CHICAGO – How best to accelerate the nation’s economic recovery to benefit disproportionately impacted urban communities was the debate as more than 500 local business and community leaders turned out for the Chicago Urban League’s annual summit.
Chicago Urban League President and CEO Andrea L. Zopp urged local leaders to endorse the National Urban League’s 12-point plan to restore jobs in urban communities during the Chicago Urban League’s annual luncheon Summit 2011: Accelerating the Economic Recovery at the Hilton Chicago. The summit featured a keynote address by National Urban League President and CEO Marc H. Morial, remarks from Chicago Mayor Richard M. Daley and a roundtable discussion about job creation and workforce investment with executives from the City Colleges of Chicago, the Illinois Department of Commerce and Economic Opportunity, and Microsoft Corporation.
“We have seen hopeful signs and heard announcements that companies are increasing their hiring. But far too many are still out of work, especially in the African American community,” Zopp said. “We must consider the broader, disproportionate impact the recession is having on African Americans and how we can speed the recovery in very specific ways that don’t leave our communities behind. A full economic rebound will not occur without our participation.”
Following opening remarks from Chicago Urban League board chairman Anthony K. Anderson, Vice Chair and Midwest Managing Partner of Ernst & Young, Mayor Daley addressed the gathering of about 500 community, civic, business, religious and elected leaders. Morial’s keynote address focused on the National Urban League’s 2011 State of Black America report, a detailed analysis of the recession’s impact on the African American community, economic recovery and the future of jobs in America. Morial went over the fine points of the National Urban League’s Jobs Rebuild America 12-point plan that makes the following recommendations that are being endorsed in communities across the country:
1) Restore the Summer Youth Jobs Program
2) Create 100 urban jobs academies
3) Develop a national public-private jobs initiative
4) Boost minority participation in information technology and communications industries
5) Reform, revise and reauthorize the federal Workforce Investment Act
6) Create Green Empowerment Zones
7) Expand small business lending
8) Initiate tax reform
9) Establish and promote multilateral international trade policies
10) Enact the Urban Jobs Act
11) Create an Urban Homesteading Program
12) Fund direct job creation
In addition, Zopp presented the Chicago Urban League’s latest research paper, Accelerating the Economic Recovery, which included recommendations on how to ensure a more inclusive recovery in the Chicago region by:
· Training our workforce for jobs in sectors that will see growth in employment opportunities.

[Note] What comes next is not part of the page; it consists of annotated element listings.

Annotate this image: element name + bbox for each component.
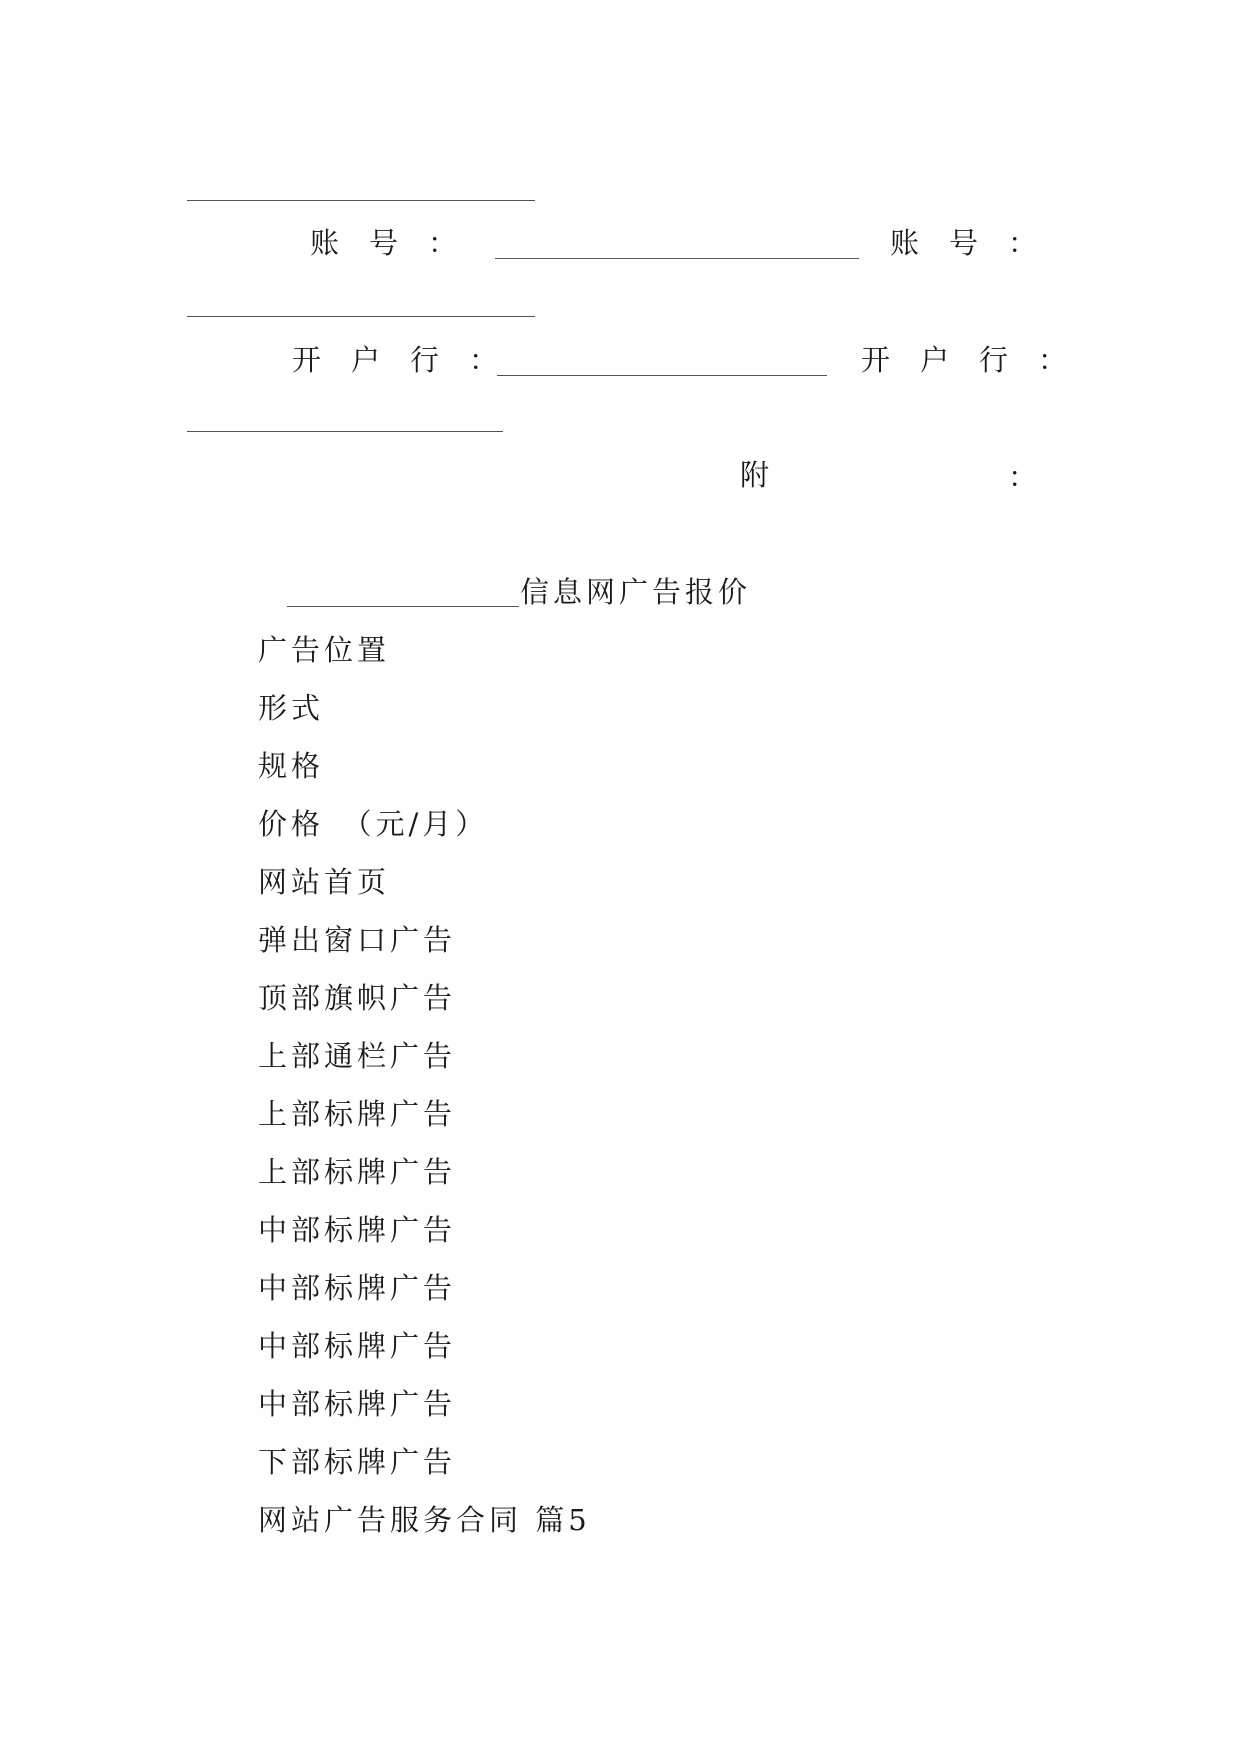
attachment-label: 附 <box>740 458 770 492</box>
list-item: 下部标牌广告 <box>258 1445 457 1479</box>
list-item: 网站首页 <box>258 865 391 899</box>
list-item: 中部标牌广告 <box>258 1271 457 1305</box>
bank-blank-left <box>497 375 827 376</box>
list-item: 上部标牌广告 <box>258 1155 457 1189</box>
list-item: 形式 <box>258 691 325 725</box>
list-item: 顶部旗帜广告 <box>258 981 457 1015</box>
list-item: 中部标牌广告 <box>258 1329 457 1363</box>
title-blank <box>287 606 519 607</box>
bank-label-right: 开户行： <box>861 343 1098 377</box>
list-item: 中部标牌广告 <box>258 1387 457 1421</box>
section-heading: 网站广告服务合同 篇5 <box>258 1503 591 1537</box>
account-label-left: 账号： <box>310 226 488 260</box>
account-blank-right <box>187 316 535 317</box>
account-blank-left <box>495 258 859 259</box>
account-label-right-text: 账号： <box>890 226 1068 260</box>
list-item: 价格 （元/月） <box>258 807 489 841</box>
bank-label-left: 开户行： <box>292 343 529 377</box>
list-item: 上部标牌广告 <box>258 1097 457 1131</box>
list-item: 广告位置 <box>258 633 391 667</box>
account-label-right <box>890 225 1068 261</box>
list-item: 弹出窗口广告 <box>258 923 457 957</box>
list-item: 规格 <box>258 749 325 783</box>
attachment-colon: ： <box>1008 460 1038 494</box>
blank-line-top <box>187 200 535 201</box>
bank-blank-right <box>187 431 503 432</box>
list-item: 上部通栏广告 <box>258 1039 457 1073</box>
price-table-title: 信息网广告报价 <box>520 575 752 609</box>
list-item: 中部标牌广告 <box>258 1213 457 1247</box>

· Expanding training for entry into healthcare-related fields, the only sector that has sustained growth throughout the recession.
· Reforming the way public schools are funded to provide better resources and produce better outcomes.
· Investing in workforce development training in Chicago Public Schools, starting on the secondary level and spreading across a range of occupations.
A highlight of the luncheon was a roundtable discussion on employment training, job creation and workforce investment. Panelists were Cheryl Hyman, Chancellor, City Colleges of Chicago; Warren Ribley, Director, Illinois Department of Commerce and Economic Opportunity; and Shelley Stern, Citizenship Director, Microsoft Corporation. The panel was moderated by ABC 7 Chicago news anchor Cheryl Burton. Zopp concluded the summit by issuing a charge to those in attendance to continue advocating for job opportunities and workforce investment on the local, state and federal levels.